Example ADN	Description
`adn:operations:kanban-card/details:6bfb5db2-86e6-4f2f-8894-ecd2371e692c?rid=9c2e0d8e-e8ab-4b36-943b-20ee0571697d#version=3`	Fully qualified ADN identifying a `details` view of a record of the `kanban-card` type in the `operations` domain identified with its `EId` and `RId`, it also specifies that the record corresponds to version 3 of the Entity Type
`adn::currency:c3246df2-7f46-4e2c-914e-0191ec26d04c`	The record of the `currency` entity identified by its `EId` at the bitemporal time of `now()` from the system perspective.
`adn::currency:27607d36-3384-4000-bb75-a5adf28d6dd3?effectiveasof=12345789`	The record of the `currency` entity instance identified by its `EId` with the given `effectiveasof` value and the `recordedasof` value taken from the system `now`
`adn::currency:?effectiveasof=123456&symbol=USD`	The set of Entity Records that have the value of `USD` for their property `symbol` at the bitemporal coordinates of the given `effectiveasof` and the systems `now()` as `recordedasof`
`adn::currency:`	The record for bitemporal coordinates of `now()` for each of the entities of the Entity Type `currency`

Illegal ADN Examples¶

Example ADN	Description
`adn:::`	No Entity Type specified
`adn:custom:tpe:`	`custom` is not a valid top level domain

ADN Resolution: Relationship to Operation addressing¶

Arda’s system is a microservice based architecture. Functionally Operations (e.g. Routes in the case of REST protocol) on the system are grouped in Services (Endpoints) and
Services are supported by Modules. Entity Instances are managed by specific Module Instances (Either one instance in the whole Shards)

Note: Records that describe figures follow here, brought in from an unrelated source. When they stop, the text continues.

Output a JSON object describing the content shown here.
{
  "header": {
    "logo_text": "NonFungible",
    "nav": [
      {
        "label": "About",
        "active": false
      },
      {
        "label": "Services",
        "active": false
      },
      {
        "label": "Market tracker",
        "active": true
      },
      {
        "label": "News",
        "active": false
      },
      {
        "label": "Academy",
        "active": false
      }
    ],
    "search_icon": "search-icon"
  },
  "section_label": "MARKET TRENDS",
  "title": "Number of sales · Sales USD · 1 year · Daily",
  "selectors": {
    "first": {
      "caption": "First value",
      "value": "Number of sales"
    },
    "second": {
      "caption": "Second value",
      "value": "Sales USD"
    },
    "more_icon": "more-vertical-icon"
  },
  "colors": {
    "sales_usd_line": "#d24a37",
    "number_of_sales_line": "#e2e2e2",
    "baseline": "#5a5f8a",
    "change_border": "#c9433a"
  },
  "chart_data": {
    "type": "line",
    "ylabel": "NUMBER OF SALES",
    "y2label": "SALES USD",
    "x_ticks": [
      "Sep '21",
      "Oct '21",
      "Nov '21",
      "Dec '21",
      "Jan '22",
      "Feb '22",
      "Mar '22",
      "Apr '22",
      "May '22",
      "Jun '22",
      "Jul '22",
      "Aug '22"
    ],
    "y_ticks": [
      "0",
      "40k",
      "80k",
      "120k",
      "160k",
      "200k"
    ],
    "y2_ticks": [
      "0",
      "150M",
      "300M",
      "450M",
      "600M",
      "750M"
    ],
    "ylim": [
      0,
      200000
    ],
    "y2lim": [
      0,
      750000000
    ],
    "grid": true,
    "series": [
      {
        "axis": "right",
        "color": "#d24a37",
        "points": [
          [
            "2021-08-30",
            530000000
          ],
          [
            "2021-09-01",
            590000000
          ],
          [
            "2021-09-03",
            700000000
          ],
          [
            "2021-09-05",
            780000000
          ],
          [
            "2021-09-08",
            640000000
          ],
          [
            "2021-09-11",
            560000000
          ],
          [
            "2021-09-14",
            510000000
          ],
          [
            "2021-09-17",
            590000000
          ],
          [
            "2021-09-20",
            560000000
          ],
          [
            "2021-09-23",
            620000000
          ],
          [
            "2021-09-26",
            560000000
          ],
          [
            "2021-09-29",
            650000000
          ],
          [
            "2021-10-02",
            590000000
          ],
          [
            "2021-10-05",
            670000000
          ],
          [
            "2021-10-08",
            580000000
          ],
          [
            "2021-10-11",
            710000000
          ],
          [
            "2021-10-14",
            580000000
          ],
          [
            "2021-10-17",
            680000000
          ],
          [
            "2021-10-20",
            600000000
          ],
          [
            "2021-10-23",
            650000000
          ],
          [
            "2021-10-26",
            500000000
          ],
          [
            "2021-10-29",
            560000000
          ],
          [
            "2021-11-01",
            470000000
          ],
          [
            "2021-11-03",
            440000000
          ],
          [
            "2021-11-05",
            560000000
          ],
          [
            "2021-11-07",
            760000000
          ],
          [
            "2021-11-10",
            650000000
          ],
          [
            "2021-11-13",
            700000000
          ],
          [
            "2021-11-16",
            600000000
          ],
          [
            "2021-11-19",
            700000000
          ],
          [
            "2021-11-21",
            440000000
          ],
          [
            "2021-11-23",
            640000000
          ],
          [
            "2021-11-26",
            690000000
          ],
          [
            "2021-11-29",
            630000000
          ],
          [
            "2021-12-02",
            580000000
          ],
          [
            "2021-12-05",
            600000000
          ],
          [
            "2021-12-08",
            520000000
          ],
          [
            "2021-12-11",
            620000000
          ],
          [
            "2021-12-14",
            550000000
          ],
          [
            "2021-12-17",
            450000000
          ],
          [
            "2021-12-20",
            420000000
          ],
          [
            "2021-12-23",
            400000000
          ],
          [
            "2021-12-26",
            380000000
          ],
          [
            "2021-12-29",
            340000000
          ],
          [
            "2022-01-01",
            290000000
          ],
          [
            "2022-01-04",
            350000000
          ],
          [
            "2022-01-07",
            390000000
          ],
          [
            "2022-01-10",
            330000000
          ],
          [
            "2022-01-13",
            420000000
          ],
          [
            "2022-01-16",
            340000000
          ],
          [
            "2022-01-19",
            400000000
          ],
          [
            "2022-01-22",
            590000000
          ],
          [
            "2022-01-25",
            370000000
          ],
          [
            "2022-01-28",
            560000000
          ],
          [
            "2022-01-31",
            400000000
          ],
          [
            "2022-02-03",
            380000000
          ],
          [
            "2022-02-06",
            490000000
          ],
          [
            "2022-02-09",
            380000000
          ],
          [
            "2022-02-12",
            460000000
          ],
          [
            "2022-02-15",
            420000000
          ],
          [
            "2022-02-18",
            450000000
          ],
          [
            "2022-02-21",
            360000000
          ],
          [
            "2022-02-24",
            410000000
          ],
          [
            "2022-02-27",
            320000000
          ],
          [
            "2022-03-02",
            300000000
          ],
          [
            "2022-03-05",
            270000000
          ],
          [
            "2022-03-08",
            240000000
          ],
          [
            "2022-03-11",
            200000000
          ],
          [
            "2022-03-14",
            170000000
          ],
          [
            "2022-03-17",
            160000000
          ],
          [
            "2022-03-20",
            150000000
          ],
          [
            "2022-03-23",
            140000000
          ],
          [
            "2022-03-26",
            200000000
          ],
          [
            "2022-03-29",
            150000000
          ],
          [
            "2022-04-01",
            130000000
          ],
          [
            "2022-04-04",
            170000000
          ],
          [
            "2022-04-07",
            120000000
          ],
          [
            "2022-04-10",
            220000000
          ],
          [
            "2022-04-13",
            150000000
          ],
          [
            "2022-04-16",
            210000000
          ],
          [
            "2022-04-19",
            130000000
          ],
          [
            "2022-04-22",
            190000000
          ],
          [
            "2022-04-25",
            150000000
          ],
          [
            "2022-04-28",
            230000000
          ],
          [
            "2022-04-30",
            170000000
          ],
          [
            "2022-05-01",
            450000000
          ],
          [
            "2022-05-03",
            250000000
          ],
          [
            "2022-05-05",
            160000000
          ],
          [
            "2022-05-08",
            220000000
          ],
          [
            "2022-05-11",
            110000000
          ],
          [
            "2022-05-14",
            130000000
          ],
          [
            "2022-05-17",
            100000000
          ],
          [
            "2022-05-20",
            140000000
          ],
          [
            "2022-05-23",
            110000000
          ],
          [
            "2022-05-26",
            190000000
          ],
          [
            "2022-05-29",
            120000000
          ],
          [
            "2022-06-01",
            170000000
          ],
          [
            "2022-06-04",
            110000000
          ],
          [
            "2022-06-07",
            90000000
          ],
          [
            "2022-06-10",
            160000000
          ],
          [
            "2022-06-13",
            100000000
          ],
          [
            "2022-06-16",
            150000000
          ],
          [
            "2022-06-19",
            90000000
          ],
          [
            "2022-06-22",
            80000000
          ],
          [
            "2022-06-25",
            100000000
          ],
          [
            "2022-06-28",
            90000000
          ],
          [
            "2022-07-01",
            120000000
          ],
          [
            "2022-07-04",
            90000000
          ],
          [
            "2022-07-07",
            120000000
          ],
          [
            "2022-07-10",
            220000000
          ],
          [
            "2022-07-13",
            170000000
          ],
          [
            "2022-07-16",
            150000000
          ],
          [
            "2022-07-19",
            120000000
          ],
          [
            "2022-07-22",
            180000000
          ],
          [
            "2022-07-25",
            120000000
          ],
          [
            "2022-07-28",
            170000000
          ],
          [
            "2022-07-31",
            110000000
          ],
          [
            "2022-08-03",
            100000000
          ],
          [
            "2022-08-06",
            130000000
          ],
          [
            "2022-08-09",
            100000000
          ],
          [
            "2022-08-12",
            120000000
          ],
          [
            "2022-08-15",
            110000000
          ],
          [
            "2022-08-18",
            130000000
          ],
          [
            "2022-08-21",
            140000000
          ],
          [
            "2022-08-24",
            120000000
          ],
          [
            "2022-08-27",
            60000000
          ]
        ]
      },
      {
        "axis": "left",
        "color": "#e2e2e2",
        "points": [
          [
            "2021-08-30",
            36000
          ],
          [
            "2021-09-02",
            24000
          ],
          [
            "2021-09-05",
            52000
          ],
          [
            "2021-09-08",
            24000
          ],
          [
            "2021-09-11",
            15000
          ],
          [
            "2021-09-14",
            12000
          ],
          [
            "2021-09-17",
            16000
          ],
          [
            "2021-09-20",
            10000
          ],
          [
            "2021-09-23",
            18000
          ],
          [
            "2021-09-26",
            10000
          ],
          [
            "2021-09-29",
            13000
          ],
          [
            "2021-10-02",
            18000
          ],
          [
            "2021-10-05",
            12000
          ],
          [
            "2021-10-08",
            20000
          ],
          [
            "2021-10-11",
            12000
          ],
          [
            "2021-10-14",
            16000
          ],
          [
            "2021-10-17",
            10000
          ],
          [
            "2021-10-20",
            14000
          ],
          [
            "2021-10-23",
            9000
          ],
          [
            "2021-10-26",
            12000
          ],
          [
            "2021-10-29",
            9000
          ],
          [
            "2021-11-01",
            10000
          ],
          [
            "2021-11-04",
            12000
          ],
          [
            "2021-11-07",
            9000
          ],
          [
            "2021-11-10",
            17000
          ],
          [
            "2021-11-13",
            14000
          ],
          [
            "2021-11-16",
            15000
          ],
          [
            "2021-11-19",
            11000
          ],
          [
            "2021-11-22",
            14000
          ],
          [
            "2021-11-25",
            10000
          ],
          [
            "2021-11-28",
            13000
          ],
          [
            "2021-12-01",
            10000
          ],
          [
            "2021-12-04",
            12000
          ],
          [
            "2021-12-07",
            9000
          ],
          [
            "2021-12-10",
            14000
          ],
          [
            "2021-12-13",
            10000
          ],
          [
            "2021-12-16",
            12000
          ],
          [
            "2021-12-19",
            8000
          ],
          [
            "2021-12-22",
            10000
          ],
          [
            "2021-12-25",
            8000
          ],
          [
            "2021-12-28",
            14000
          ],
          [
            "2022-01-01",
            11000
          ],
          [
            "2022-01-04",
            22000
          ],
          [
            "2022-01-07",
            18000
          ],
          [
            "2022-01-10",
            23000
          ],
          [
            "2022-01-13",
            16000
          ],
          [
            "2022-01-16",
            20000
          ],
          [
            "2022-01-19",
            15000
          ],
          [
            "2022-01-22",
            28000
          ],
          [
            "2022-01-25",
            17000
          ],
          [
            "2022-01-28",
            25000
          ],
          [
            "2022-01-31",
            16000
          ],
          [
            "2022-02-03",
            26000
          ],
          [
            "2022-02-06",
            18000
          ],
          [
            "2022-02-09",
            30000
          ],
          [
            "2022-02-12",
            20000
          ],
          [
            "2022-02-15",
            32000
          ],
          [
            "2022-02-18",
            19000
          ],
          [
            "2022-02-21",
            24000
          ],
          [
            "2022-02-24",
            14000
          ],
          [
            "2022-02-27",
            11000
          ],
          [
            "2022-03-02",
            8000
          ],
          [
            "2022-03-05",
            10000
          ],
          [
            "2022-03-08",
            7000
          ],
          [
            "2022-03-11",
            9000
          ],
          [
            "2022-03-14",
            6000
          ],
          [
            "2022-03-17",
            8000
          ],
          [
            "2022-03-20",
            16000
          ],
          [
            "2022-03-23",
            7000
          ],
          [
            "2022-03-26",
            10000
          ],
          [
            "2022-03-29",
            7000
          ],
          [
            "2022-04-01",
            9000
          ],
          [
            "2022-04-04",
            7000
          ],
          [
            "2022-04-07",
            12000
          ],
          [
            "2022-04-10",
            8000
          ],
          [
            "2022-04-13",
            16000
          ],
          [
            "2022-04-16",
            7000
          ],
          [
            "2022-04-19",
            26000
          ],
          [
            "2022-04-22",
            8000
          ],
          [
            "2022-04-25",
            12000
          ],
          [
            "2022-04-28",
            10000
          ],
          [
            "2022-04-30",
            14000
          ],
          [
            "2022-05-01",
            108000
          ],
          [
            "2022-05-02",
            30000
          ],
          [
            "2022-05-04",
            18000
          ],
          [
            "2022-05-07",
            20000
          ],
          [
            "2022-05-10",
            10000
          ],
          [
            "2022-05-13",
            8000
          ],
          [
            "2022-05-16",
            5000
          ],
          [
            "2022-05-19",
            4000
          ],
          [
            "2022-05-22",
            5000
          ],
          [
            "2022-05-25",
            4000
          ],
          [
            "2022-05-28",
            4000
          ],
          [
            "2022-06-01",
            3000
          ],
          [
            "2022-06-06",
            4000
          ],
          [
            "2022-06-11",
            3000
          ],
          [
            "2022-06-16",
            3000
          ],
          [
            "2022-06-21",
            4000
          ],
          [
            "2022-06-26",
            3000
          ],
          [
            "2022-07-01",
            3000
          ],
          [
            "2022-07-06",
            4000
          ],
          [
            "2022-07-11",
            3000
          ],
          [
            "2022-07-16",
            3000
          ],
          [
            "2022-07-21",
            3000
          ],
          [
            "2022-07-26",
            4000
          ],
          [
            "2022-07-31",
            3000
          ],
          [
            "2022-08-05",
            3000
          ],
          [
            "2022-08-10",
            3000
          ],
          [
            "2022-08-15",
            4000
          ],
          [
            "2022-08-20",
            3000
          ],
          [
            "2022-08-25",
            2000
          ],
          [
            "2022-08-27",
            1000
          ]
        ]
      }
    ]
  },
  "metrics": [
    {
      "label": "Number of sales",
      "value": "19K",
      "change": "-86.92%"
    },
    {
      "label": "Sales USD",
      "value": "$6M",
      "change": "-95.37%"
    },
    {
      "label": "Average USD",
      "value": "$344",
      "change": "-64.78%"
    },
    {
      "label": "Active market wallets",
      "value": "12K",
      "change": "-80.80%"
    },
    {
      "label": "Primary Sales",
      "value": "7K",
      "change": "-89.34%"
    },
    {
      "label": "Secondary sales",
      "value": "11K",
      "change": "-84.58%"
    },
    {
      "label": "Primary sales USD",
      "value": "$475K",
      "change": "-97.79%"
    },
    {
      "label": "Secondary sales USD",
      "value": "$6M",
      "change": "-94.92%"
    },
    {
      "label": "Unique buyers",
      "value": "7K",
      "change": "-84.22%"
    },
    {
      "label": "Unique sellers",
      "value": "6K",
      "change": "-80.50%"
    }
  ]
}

At Runtime, Modules are deployed inside Components which are the actual running processes that execute the operations. Components
are bound to network addresses and ports, with associated protocol stacks (e.g. HTTP, gRPC, etc.) to communicate with other components and external systems.

ADN values don’t imply or constrain the addressing of operations in the system, although they are clearly related. Operations are frequently performed on a target ADN, sometimes
identifying a specific record, some other times specifying a Universe or a set of entities or records. The encoding of these target ADN values, their parameters and other operations
parameters is dependent on the particular protocol type. Arda’s system will develop standards and best practices for these encodings.

Implementation¶

The ADN Specification is implemented in:

ArdaDomainName class to provide the abstraction of ADN and its construction in different scenarios.
ArdaDomainNameSerializer and ArdaDomainNameStrictSerializer classes to provide serialization and deserialization from/to string representations.
ArdaDomainNameColumn to provide ADN columns, represented as Strings in the Kotlin Exposed ORM framework.